I finally came around to work on the XML parser that has been promised so long. Good news first: It already works so it can render real wiki pages (in CVS HEAD).
Bad news: Still incredibly un-debugged and inclomplete.
For those of you who think "tell me when it works perfectly", you can stop reading now ;-)
So, whatdoyaneed to test it? You'll need the "flexbisonparse" module from CVS, which contains Timwis lexx/bison stuff. I didn't actually work on the bison files so far. I couldn't get it to "make" on my linux box (some zend libs not found or something), so I wrote a "Makefile.cli", which you should rename to "Makefile". It will "make" a command-line parser that can convert wikipedia markup to XML. One can pipe the wiki markup in and gets the XML.
Then, follow the three-line instructions at the top of ParserXML.php. It should work now.
The output will look strange, as it produces three copies of the article text (the rendered XHTML, the "dumped" xml, and a structured xml tree) as debug information. You can turn the debug information off by editing the very end of the ParserXML.php file (you'll see where).

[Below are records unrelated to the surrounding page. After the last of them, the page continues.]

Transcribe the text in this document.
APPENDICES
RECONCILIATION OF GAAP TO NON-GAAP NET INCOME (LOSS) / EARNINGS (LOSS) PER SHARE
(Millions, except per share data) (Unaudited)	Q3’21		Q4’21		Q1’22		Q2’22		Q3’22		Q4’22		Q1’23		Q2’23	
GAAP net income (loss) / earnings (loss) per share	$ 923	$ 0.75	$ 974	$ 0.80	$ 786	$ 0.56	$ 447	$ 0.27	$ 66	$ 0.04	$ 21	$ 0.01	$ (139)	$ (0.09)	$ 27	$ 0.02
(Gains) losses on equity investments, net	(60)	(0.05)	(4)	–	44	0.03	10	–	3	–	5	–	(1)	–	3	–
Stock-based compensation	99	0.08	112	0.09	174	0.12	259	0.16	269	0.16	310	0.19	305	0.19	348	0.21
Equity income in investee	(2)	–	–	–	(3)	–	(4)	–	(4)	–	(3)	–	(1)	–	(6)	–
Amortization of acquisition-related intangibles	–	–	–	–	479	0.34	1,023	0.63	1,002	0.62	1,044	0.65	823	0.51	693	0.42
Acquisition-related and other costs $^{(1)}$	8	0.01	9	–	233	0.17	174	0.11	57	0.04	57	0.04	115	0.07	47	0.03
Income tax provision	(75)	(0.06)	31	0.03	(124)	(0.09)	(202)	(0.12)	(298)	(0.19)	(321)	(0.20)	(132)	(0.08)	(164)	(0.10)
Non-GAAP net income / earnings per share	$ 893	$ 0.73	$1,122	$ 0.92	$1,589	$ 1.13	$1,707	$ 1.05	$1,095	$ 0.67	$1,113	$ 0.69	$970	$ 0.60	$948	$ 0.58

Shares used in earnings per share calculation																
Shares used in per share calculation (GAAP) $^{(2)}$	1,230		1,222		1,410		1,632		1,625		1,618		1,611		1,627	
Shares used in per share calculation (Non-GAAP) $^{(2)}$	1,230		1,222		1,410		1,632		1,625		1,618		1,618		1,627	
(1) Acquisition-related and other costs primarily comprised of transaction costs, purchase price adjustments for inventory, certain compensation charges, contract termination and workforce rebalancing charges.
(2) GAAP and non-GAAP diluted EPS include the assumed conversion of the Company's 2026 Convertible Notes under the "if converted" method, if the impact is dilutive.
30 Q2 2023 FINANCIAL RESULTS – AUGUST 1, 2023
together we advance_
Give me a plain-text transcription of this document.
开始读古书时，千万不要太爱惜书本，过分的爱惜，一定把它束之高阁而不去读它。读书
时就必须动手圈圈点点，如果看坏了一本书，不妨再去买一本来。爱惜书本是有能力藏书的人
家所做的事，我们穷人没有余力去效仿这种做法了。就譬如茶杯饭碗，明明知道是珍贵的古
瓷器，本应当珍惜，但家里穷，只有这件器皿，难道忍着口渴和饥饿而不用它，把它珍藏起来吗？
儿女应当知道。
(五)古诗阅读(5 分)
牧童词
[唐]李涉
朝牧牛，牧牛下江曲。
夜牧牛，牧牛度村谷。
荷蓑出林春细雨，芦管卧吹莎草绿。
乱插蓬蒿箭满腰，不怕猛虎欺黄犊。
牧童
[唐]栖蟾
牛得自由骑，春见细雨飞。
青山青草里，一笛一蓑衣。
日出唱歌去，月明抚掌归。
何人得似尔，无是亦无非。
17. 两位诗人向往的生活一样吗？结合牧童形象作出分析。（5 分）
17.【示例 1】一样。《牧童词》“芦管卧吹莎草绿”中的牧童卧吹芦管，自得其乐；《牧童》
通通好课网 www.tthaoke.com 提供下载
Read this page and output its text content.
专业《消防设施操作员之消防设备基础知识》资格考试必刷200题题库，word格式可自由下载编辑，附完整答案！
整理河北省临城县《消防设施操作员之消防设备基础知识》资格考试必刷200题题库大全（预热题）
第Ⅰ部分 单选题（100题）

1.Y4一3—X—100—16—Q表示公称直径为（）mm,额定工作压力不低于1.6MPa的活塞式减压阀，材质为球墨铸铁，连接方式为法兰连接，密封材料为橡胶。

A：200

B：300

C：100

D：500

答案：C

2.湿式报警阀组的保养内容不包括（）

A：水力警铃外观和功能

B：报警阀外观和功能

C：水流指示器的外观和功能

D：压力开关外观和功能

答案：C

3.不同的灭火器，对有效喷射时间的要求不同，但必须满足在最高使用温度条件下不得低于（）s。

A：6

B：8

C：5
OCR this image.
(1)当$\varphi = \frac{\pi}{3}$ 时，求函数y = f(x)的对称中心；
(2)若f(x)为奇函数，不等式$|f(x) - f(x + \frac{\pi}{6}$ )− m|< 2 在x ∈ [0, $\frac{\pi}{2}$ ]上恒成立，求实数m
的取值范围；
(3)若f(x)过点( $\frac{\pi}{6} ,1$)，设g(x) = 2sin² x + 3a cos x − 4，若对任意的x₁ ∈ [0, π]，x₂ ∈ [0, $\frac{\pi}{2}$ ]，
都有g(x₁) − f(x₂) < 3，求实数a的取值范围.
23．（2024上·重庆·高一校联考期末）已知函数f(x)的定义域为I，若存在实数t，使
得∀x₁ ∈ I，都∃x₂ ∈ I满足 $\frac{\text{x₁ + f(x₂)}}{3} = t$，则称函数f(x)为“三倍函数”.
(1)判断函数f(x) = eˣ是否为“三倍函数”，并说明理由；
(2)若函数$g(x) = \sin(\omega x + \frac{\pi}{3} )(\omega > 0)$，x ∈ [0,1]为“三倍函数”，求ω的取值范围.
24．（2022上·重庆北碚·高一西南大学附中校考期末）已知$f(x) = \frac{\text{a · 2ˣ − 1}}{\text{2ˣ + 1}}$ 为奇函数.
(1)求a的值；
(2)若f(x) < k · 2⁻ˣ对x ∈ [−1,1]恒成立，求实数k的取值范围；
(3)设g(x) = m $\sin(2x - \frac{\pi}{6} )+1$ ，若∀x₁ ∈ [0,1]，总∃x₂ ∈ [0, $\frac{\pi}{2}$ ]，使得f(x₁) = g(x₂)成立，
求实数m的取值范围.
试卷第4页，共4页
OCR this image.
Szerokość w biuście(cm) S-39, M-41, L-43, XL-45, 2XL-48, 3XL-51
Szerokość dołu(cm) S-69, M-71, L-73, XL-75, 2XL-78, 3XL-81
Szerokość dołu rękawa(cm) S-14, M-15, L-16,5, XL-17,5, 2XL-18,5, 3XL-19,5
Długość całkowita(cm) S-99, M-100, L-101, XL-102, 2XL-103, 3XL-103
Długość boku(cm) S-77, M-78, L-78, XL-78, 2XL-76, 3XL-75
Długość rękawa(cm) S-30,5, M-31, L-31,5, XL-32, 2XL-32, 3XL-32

As I had some trouble passing the wiki markup to the command-line version of the wiki2xml parser, I currently create a temporary file, pipe that into the parser, catch the output, and remove the temporary file again. I am aware that this is incredibly ugly, and that Timwi's default makefile, creating a shared PHP object and passing the data through there, is a lot cooler (and faster) than mine. However: 1. As I said, it didn't compile on my box, so I guess I'll not be the only one; compiling the cli version should work everywhere 2. The shared object thingy limits the use to MediaWiki
My thoughts to #2: I hope that the wiki2xml parser will be beneficial to many projects. One thing I thought of is a C/C++ program that can directly access an SQL dump, read the articles, have them parsed to XML, and then written as whatever-you-like: XHTML (static versions), PDF (WikiReader), DigiBib format (another XML format for the German CD).
As for the XML2XHTML parser itself: basic wiki markup, tables, links, images, basic html, nowiki are working. *Not* working is template inclusion, and things I didn't think of ;-)
I probably won't get much more done this week. But, I'll be at the Berlin conference, so we can talk about this, or even have a hacking session...
Magnus
wikitech-l@lists.wikimedia.org